Já a alguma distância da tenda, parou e sondou o ar, sempre atento às sombras de homens e mulheres a dormir dentro das tendas de tamanhos variáveis. Os ventos indicaram-lhe que a mulher estaria a cerca de sete tendas na direção oposta ao portão. Não encontrou ninguém pelo caminho e, depois de se acocorar, quase encostado a uma tenda, olhou para o local de onde provinha o som. Observou uma tenda um pouco isolada, em cujo interior conseguia distinguir vultos em movimento. Foi-se aproximando, agachado, quase com os quatro membros apoiados no chão.
Quando à entrada da tenda, com muito cuidado, espreitou para o seu interior: viu uma figura masculina, nua, com uma cicatriz profunda transversal nas costas e com o cabelo rapado – um Esquecido. Fazia movimentos pélvicos e soltava urros de prazer, enquanto, à sua frente, agachada, estava uma mulher suplicante, que baloiçava para a frente e para trás com a brutalidade do homem. Darrion ainda conseguiu distinguir, ao fundo da tenda, a dormir, a criança que tinha vindo ter com ele quando passaram pelo portão. Lembrou-se da mulher que afastou a criança dele. Devia ser a mesma que estava, naquele momento, a ser violada. Levantou-se sem produzir qualquer som e preparou-se para entrar na tenda, quando sentiu uma pancada seca na nuca, que o impediu de avançar e lhe tirou a força das pernas. Como é que...? Perdeu os sentidos e caiu para o lado.
Sentiu uma dor de cabeça lancinante e abriu os olhos devagar. Já estava dentro da tenda e não conseguia dizer nada porque tinha uma mão a cobrir-lhe a boca. Quando os seus olhos se habituaram à pouca luz, focou o seu olhar em Shaw. Ele disse-lhe para fazer pouco barulho, de modo a não acordar os que o rodeavam. Darrion anuiu e a sua boca foi destapada.
Darrion sentou-se, com uma mão no local onde havia sido atingido.
-Porque é que fizeste isso? Tu viste o que ali se passava?
-Vi e percebi o que tu ias fazer...
-Ia salvar aquela mulher...
-A típica história do homem do Norte ou do Sul que salva as mulheres Esquecidas dos homens selvagens. Nem sabes quantas vezes é que eu já vi isso - declarou Shaw, com cinismo na voz.
- Salvavas aquela mulher e matavas-nos a todos.
-Não...
-O que é que tu achas que acontecia quando eles descobrissem um cadáver de um Esquecido na mesma noite em que um grupo de homens estrangeiros cá ficou?
-Não deve haver dia nenhum em que eles não se matem uns aos outros - afirmou Darrion, fazendo com que alguns homens da tenda soltassem urros ainda a dormir.
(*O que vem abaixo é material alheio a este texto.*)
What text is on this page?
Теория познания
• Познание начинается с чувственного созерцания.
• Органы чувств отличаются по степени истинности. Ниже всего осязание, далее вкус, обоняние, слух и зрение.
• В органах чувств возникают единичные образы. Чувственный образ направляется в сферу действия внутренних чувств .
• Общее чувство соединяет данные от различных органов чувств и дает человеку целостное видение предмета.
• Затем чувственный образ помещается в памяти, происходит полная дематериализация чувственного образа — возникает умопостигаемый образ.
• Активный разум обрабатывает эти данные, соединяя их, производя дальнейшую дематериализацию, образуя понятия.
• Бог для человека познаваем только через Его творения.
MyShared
-Mais baixo - aconselhou Shaw. - Mas tu sabes o quanto eles desconfiam de nós. Não lhes dês razões. - O seu olhar tornou-se tão penetrante, que parecia que as covas dos seus olhos se haviam aligeirado, fazendo com os seus olhos aparentassem ser maiores.
- Não me dês razões.
Darrion era experiente em guerra e a lidar com homens duros, mas aquelas palavras de Shaw fizeram com que a zona do seu coração fosse preenchida por um frio glaciar, como se tivesse sido perfurada pela ponta de uma espada. Mas a força que o seu passado lhe tinha dado foi resistente o suficiente para bloquear aquele golpe e ripostar.
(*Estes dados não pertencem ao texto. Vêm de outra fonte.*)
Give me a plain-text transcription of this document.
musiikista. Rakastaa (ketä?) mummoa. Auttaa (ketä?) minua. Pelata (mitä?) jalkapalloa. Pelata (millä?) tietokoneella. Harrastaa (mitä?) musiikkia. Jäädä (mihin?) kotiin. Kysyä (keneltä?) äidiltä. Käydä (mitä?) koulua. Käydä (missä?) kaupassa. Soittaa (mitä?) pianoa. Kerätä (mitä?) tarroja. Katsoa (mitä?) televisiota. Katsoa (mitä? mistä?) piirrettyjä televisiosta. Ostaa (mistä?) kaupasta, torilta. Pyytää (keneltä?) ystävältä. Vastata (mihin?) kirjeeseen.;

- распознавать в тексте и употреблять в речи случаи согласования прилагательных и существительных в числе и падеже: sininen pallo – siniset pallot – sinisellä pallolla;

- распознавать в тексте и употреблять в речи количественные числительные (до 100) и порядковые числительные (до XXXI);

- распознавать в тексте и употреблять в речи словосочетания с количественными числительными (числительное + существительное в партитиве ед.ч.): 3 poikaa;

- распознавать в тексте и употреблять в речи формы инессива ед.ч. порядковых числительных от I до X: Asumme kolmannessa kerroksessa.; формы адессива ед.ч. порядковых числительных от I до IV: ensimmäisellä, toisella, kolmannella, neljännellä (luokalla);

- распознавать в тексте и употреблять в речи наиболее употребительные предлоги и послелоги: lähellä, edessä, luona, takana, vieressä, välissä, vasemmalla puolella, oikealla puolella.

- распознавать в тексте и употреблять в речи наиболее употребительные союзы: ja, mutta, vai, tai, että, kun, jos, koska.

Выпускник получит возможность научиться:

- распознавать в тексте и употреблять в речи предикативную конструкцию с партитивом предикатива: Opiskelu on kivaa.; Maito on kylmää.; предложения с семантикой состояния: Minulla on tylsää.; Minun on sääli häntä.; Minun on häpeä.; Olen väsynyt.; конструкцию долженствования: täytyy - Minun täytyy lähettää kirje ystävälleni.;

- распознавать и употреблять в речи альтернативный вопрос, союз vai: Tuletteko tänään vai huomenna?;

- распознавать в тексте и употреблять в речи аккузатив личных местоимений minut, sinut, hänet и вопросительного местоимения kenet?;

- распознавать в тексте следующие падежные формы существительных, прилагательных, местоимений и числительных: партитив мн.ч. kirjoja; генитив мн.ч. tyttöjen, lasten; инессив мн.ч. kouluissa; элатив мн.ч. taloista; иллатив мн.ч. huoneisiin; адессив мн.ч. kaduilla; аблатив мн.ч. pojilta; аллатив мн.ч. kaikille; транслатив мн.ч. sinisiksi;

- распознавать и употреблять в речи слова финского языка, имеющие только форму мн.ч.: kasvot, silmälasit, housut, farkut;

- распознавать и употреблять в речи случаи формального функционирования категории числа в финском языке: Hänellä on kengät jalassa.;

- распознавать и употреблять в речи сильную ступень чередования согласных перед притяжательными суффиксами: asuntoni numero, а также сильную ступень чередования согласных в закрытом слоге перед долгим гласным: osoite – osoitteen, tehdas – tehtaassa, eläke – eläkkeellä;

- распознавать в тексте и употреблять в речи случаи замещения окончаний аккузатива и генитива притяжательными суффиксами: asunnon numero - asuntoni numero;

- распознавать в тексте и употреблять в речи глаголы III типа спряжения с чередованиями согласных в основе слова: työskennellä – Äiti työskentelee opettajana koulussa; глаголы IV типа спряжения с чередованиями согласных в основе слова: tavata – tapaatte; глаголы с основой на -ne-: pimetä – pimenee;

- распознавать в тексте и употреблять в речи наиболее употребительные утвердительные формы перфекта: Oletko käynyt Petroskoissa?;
– Shaw, a próxima vez que te cruzares no meu caminho, será o teu fim.
Shaw preparou-se para se dirigir para o seu canto da tenda.
– A próxima vez, será a última. - E, sem produzir qualquer ruído, Shaw voltou a deitar-se longe de Darrion.
Darrion olhou para os pelos eriçados que se elevavam nos seus antebraços e concluiu que aquele homem era uma ameaça maior do que havia calculado inicialmente. Desde os seus tempos de guerreiro inexperiente que ninguém jamais havia conseguido aproximar-se sem que ele desse conta. Devia ter estado mesmo focado no que se passava dentro da tenda para não reparar que havia sido seguido. Ou Shaw devia ter um andar mesmo silencioso. E a pancada que lhe havia desferido? Um golpe preciso dado de forma experiente. Ainda lhe doía o pescoço e a cabeça. Que tipo de passado teria Shaw?
________
Ao acordar, Arorn ordenou a Blake que acordasse os outros homens que ainda estavam de olhos fechados. A esfregar os olhos, os homens colocaram o resto das suas vestes e saíram da tenda.
Saíram da tenda e Arorn perguntou a um dos Esquecidos, dos poucos que já estavam de pé, se se poderiam dirigir à torre, para falar com Bonn, de modo a informá-lo da saída do grupo. O homem, a bocejar, ao princípio, pareceu não compreender a presença de estrangeiros naquela tenda. Só passado alguns momentos, em silêncio, sem tirar os olhos do grupo, é que voltou a si e apontou para a torre, afirmando que poderiam.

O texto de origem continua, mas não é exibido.